開始まで1か月 「インボイス制度」って一体どんな制度?
今年10月から、消費税の「インボイス制度(適格請求書等保存方式)」の導入が予定されています。財務省は、導入理由について「消費税の適正な転嫁と徴収のため」と説明していますが、声優、脚本家などフリーランスの有志団体からは「取引から締め出されかねない」などと懸念する声も出ています。それはなぜなのでしょうか?
インボイスで消費税率と税額を正確に把握
まずは、インボイス制度の中身について、国税庁の「適格請求書等保存方式の概要─インボイス制度の理解のために─」などの資料をもとに解説します。 インボイスとは、販売した商品やサービスの消費税率や税額の他、税務署から発行された登録番号を記した請求書のことで、「適格請求書」とも呼ばれます。 消費税の納税額は、「売った時に受け取った消費税(売上税額)」から、「仕入れた時に支払った消費税(仕入税額)」を差し引いて計算します。たとえば、ある小売店が、個人事業主の生産した商品(消費税率は10%と仮定)を1万1000円(消費税額は1000円)で仕入れて、2万2000円(同2000円)で販売したとします。この場合、小売店が国に納める消費税額は、2000円-1000円で1000円となります。 インボイスには、商品価格と消費税額が記されます。上記の例の場合、小売店は様々な取引事業者から受け取ったインボイスをもとに仕入税額の合計を算出し、売上税額の合計から差し引けば、国に納める消費税額が求められます。このように、インボイスに記された消費税額をもとに消費税の納税額を決める制度が「インボイス制度」です。 制度の開始は2023年10月1日から。
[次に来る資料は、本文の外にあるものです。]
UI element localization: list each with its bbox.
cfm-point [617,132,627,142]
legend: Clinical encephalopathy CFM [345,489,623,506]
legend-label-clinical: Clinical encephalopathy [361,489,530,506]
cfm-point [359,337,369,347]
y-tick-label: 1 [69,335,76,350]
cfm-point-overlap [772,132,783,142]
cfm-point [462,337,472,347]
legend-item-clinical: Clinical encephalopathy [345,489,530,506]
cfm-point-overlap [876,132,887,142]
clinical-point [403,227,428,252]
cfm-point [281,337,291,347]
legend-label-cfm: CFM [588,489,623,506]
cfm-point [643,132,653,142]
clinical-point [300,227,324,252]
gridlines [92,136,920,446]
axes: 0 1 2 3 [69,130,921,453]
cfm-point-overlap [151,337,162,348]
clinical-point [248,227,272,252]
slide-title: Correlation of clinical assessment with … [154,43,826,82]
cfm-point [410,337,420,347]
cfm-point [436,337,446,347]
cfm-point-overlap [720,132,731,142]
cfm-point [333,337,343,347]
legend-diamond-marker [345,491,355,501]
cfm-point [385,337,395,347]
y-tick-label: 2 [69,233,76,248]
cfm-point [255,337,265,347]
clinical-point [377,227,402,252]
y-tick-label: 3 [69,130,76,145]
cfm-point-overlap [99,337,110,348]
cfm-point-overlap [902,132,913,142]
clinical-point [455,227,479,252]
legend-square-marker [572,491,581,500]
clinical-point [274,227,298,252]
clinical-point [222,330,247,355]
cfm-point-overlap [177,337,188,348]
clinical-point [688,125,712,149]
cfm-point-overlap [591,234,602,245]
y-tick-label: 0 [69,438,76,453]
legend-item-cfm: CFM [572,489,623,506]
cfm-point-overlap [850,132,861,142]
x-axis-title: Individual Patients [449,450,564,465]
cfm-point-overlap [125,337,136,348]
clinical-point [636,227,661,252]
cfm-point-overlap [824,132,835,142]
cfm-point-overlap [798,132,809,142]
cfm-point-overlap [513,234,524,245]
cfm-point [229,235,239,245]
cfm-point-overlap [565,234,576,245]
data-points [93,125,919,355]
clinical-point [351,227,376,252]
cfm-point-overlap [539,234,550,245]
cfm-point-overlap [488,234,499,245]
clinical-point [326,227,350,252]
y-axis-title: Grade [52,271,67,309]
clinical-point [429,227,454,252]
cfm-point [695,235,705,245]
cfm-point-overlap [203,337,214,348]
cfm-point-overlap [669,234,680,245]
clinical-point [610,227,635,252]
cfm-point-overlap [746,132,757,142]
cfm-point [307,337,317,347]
以降、消費税を国に納める事業者(以下、消費税の課税事業者)が販売時の消費税から差し引けるのは、インボイスに記された消費税だけです。上の例で言うと、仮に個人事業主が発行した請求書がインボイスではなかった場合、たとえ消費税の金額が記されていたとしても、小売店は売上税額から差し引くことができません。したがって、国に納める消費税額は、2000円-0円で2000円となってしまうのです。 ただし、経過措置として一定の条件を満たせば、インボイス以外の請求書でも2023年10月から3年間は仕入税額のうちの80%を、2026年10月から3年間は50%を、売上税額から差し引くことができます。